Adam

Films et articles en rapport avec le syndrome d'Asperger.

Adam

Message par Elaine Taveau » Mar Avr 13, 2010 20:20

Critique sur le filme Adam


Un syndrome, une histoire

A bas les amalgames. L’autisme de Dustin Hoffman n’est pas la maladie dont souffre Adam, héros du film éponyme.
L'asperger est une forme assimilée de l’autisme mais beaucoup plus nuancée et ouverte dont est donc atteint Adam. Un jeune homme récemment orphelin, ingénieur pour jouets électroniques, passionné de physique et de sciences, qui vit seul depuis la mort de son père. D’emblée, le personnage prend vie dans ses inadaptations.
Celui qui l’incarne, Hugh Dancy, est absolument confondant de savoir-faire. Dans le regard toujours vague, le verbe hésitant, la posture étriquée, l’inconfort social maladif, Hugh parvient à donner corps à ce personnage à part, qui attache et émeut dès les premières minutes.


A cet égard, plusieurs traits de la personnalité d’Adam font directement penser à Sheldon Cooper, physicien lui aussi, dans la série The Big Bang Theory. Et si Sheldon était un Aspie ? Ses rites interactifs sociaux biaisés lorgnant en effet du côté dudit syndrome. Bien plus mesuré, cela dit, le geek qui connaît la mauvaise foi et le second degré, reste toutefois concerné par cette description : logorrhéique, inadapté, replié sur lui-même. On peut aussi parler de Walter Bishop (Fringe) ou même Monk. Force est de constater en tout cas que l’Asperger est un handicap dont les bribes sont des ressorts comiques qui se retrouvent facilement dans le monde de la télé.
Mais ici, point de comédie, Adam est une chronique, humaine avant tout.
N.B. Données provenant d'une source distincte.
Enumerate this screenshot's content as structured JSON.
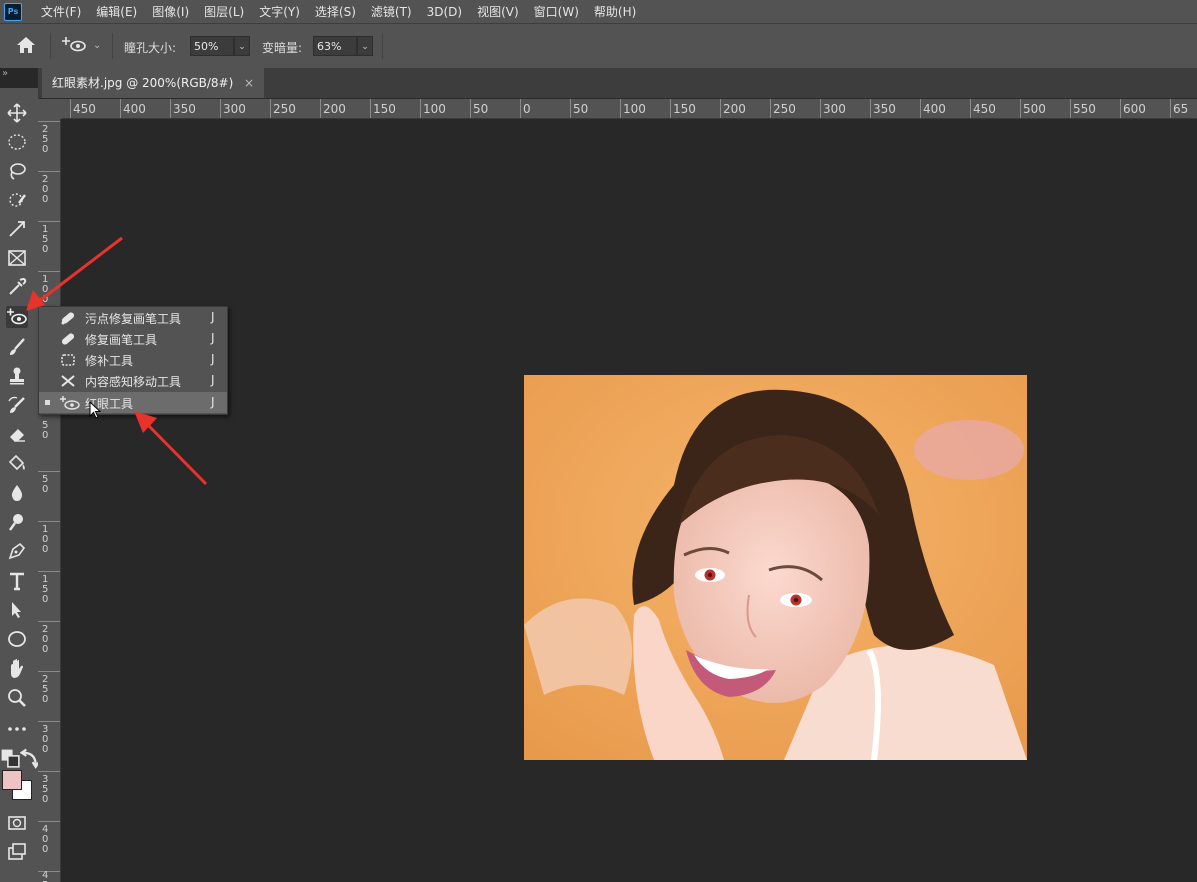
{
  "app": {
    "logo": "Ps"
  },
  "menu": [
    "文件(F)",
    "编辑(E)",
    "图像(I)",
    "图层(L)",
    "文字(Y)",
    "选择(S)",
    "滤镜(T)",
    "3D(D)",
    "视图(V)",
    "窗口(W)",
    "帮助(H)"
  ],
  "options": {
    "pupil_size_label": "瞳孔大小:",
    "pupil_size_value": "50%",
    "darken_label": "变暗量:",
    "darken_value": "63%"
  },
  "panel_collapse": "»",
  "document": {
    "tab_title": "红眼素材.jpg @ 200%(RGB/8#)",
    "close": "×"
  },
  "ruler_h": [
    "450",
    "400",
    "350",
    "300",
    "250",
    "200",
    "150",
    "100",
    "50",
    "0",
    "50",
    "100",
    "150",
    "200",
    "250",
    "300",
    "350",
    "400",
    "450",
    "500",
    "550",
    "600",
    "65"
  ],
  "ruler_v": [
    "250",
    "200",
    "150",
    "100",
    "50",
    "0",
    "50",
    "100",
    "150",
    "200",
    "250",
    "300",
    "350",
    "400",
    "450"
  ],
  "flyout": {
    "items": [
      {
        "label": "污点修复画笔工具",
        "key": "J",
        "icon": "spot-healing-icon"
      },
      {
        "label": "修复画笔工具",
        "key": "J",
        "icon": "healing-brush-icon"
      },
      {
        "label": "修补工具",
        "key": "J",
        "icon": "patch-icon"
      },
      {
        "label": "内容感知移动工具",
        "key": "J",
        "icon": "content-aware-move-icon"
      },
      {
        "label": "红眼工具",
        "key": "J",
        "icon": "red-eye-icon",
        "selected": true
      }
    ]
  },
  "colors": {
    "foreground": "#eec3c3",
    "background": "#ffffff",
    "annotation": "#e8322c"
  }
}
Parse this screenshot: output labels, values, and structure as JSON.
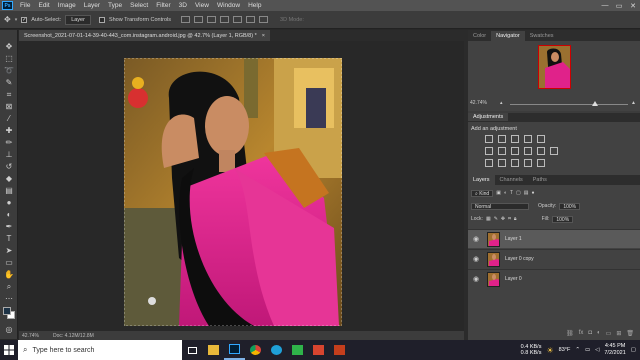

Face à Adam, incarné par le désormais louable Hugh Dancy, Rose Byrne ne démérite pas. Celle qui est dans le cœur de Blabla-Series depuis la première seconde de Damages incarne ici une jeune femme aimante, presque débonnaire envers son voisin et futur amoureux.
Tous deux forment évidemment un couple parfait (difficile de ne pas succomber à la fois au charme de Rose et de Hugh, les deux sont somptueux), idéal pour le paysage azuréen prôné par le film.
Plus qu’une harmonie physique, le couple parvient à créer une vraie entente chimique, un vrai soutien réciproque. Appuyés par des dialogues construits et réalistes, Beth et Adam engrangent un processus de compréhension, de confiance, de découverte de soi dont le spectateur est témoin. Et ce qui en ressort est remarquable.




Anti-cynique mais pas mièvre

Adam est un joli film, très équilibré, sans fausse note ou passage dérangeant. Gentil mais pas gentillet, sentimental mais pas sirupeux, plus un message à la différence sur fond romantique qu’une bluette sans réalité, sans queue ni tête. Adam assume sa romance, ses traits débonnaires sans jamais verser dans un registre dégoulinant de bons sentiments, à l’image de cette fin quasiment bouleversante et totalement plausible. Parce que c’est une histoire de tolérance et d’entraide, l’important.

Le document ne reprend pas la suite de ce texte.